The Utility of the ADOS-Toddler Module in an Independent Sample

Friday, May 13, 2016: 5:30 PM-7:00 PM
Hall A (Baltimore Convention Center)
L. B. Swineford1,2 and A. Thurm2, (1)Department of Speech and Hearing Sciences, Washington State University, Spokane, WA, (2)Pediatrics and Developmental Neuroscience Branch, National Institute of Mental Health, Bethesda, MD
Background: Calibrated severity scores (CSS, also termed comparison scores) have been developed for the Autism Diagnostic Observation Schedule, second edition (ADOS-2) and the two diagnostic domains, Social Affect (SA) and Restricted and Repetitive Behaviors (RRB) (Gotham et al., 2009; Hus, Gotham, & Lord, 2014). These scores are published for modules 1-3 of the ADOS-2 in an attempt to provide a metric of ASD severity not conflated by cognitive and language abilities. With the recent addition of the toddler module (ADOS-T), there is now a version of the ADOS available for children between 12 and 30 months of age. Sensitivity, specificity, and predictive value of raw ADOS-T scores support the use of the ADOS-T in early diagnostic practices (Luyster et al., 2009; Guthrie et al., 2013). However, the ADOS-T is still new compared to the other ADOS modules. The recent publication of the ADOS-T CSS scores (Esler et al. 2015) highlights the need for further examination of its utility using independent samples.

Objectives: The aim of the present study was to examine the utility of the CSS scores for the ADOS-T in an independent sample of children with ASD, non-ASD delays, or typical development.

Methods: Participants included 116 toddlers (mean age: 21.44 months; range 12.60-29.76 months) who screened for autism research in the Pediatrics and Developmental Neuroscience Branch of the National Institute of Mental Health. Of the 116 toddlers, 21 met criteria for ASD, 37 for non-ASD delays, and 58 for typical development. All participants received the ADOS-T and the Mullen Scales of Early Learning as part of the screening evaluation.

Results: In the ASD group, 95% (n=20) of participants had raw scores that fell into the moderate-to-severe concern range. In contrast, 81% (n=30) of children in the non-ASD group and 93% (n=54) of children in the typical development group fell in the little-to-concern range. The mean CSS score in the ASD group was 8.38 (SD 1.62, range 4-10) which was significantly higher than the CSS scores for the non-ASD delay (mean = 2.59, SD = 1.65, range 1-7) and typical development (mean = 1.86, SD = .963, range 1-5) groups. The same pattern was observed for the SA and RRB CSS scores (see Figures 1 and 2). In the ASD group, neither the raw nor CSS scores (SA, RRB, total score) correlated with nonverbal or verbal DQ.
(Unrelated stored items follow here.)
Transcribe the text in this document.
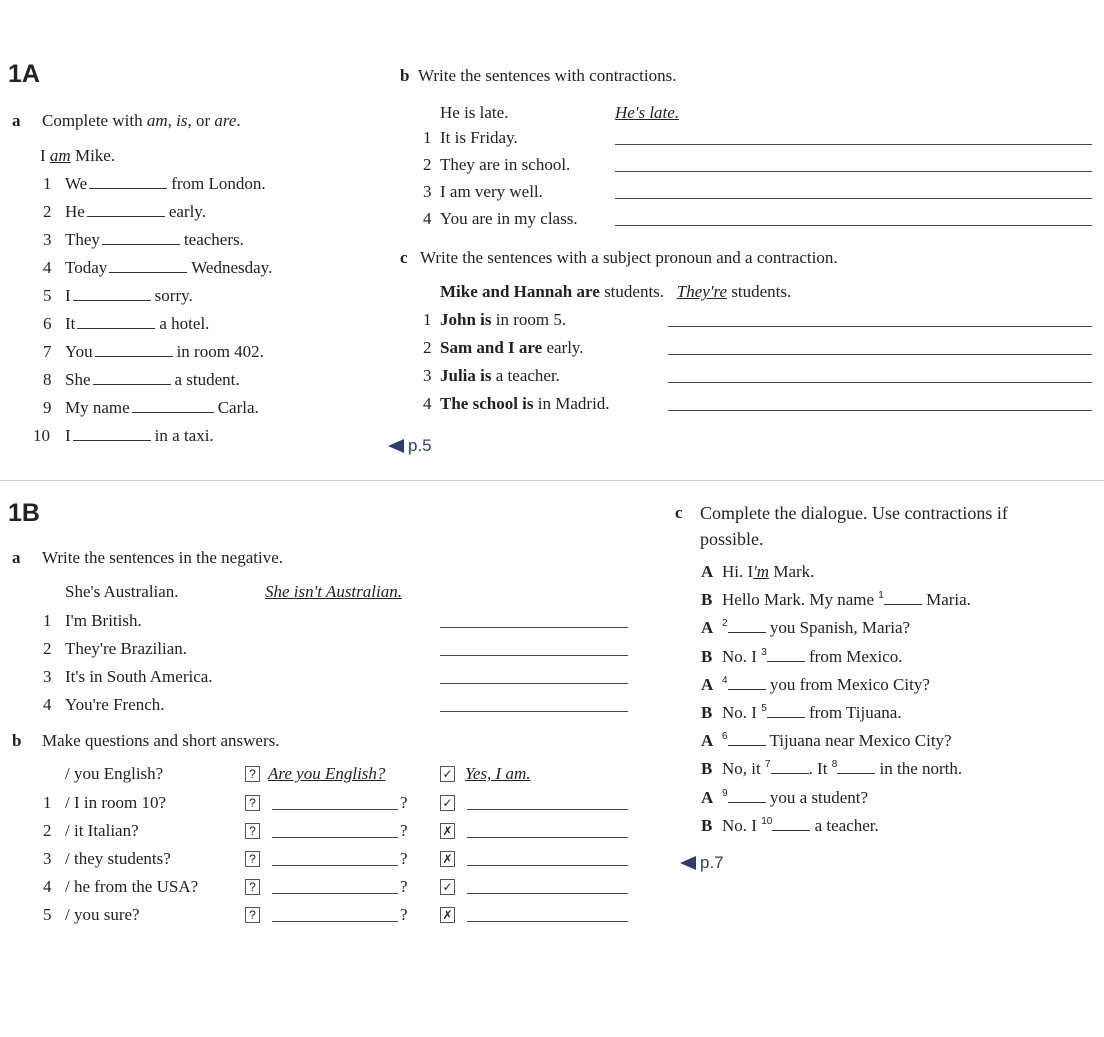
1A
a Complete with am, is, or are.
b Write the sentences with contractions.
He is late.	He's late.
c Write the sentences with a subject pronoun and a contraction.
Mike and Hannah are students. They're students.
p.5
1B
a Write the sentences in the negative.
She's Australian.	She isn't Australian.
b Make questions and short answers.
/ you English?	? Are you English?	✓ Yes, I am.
c Complete the dialogue. Use contractions if
possible.
p.7
I am Mike.
1 We	from London.
2 He	early.
3 They	teachers.
4 Today	Wednesday.
5 I	sorry.
6 It	a hotel.
7 You	in room 402.
8 She	a student.
9 My name	Carla.
10 I	in a taxi.
1 It is Friday.
2 They are in school.
3 I am very well.
4 You are in my class.
1 John is in room 5.
2 Sam and I are early.
3 Julia is a teacher.
4 The school is in Madrid.
1 I'm British.
2 They're Brazilian.
3 It's in South America.
4 You're French.
1 / I in room 10?	?	?	✓
2 / it Italian?	?	?	✗
3 / they students?	?	?	✗
4 / he from the USA?	?	?	✓
5 / you sure?	?	?	✗
A Hi. I'm Mark.
B Hello Mark. My name $^1$ Maria.
A $^2$ you Spanish, Maria?
B No. I $^3$ from Mexico.
A $^4$ you from Mexico City?
B No. I $^5$ from Tijuana.
A $^6$ Tijuana near Mexico City?
B No, it $^7$ . It $^8$ in the north.
A $^9$ you a student?
B No. I $^{10}$ a teacher.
Conclusions: This study provides further support for the use of the clinical concern ranges on the ADOS-T. Further, results suggest that the CSS and even raw scores of the ADOS-T are an independent metric of ASD symptom severity, as the raw scores were also not related to measures of language and cognitive ability. These findings contrast the original ADOS-T CSS publication which suggested the raw and CSS scores (less so for the latter) were influenced by language abilities. Overall, while longitudinal studies need to compare CSS scores from the ADOS-T to other modules, the ADOS-T CSS scores will be useful in allowing for comparison of ASD symptoms over time.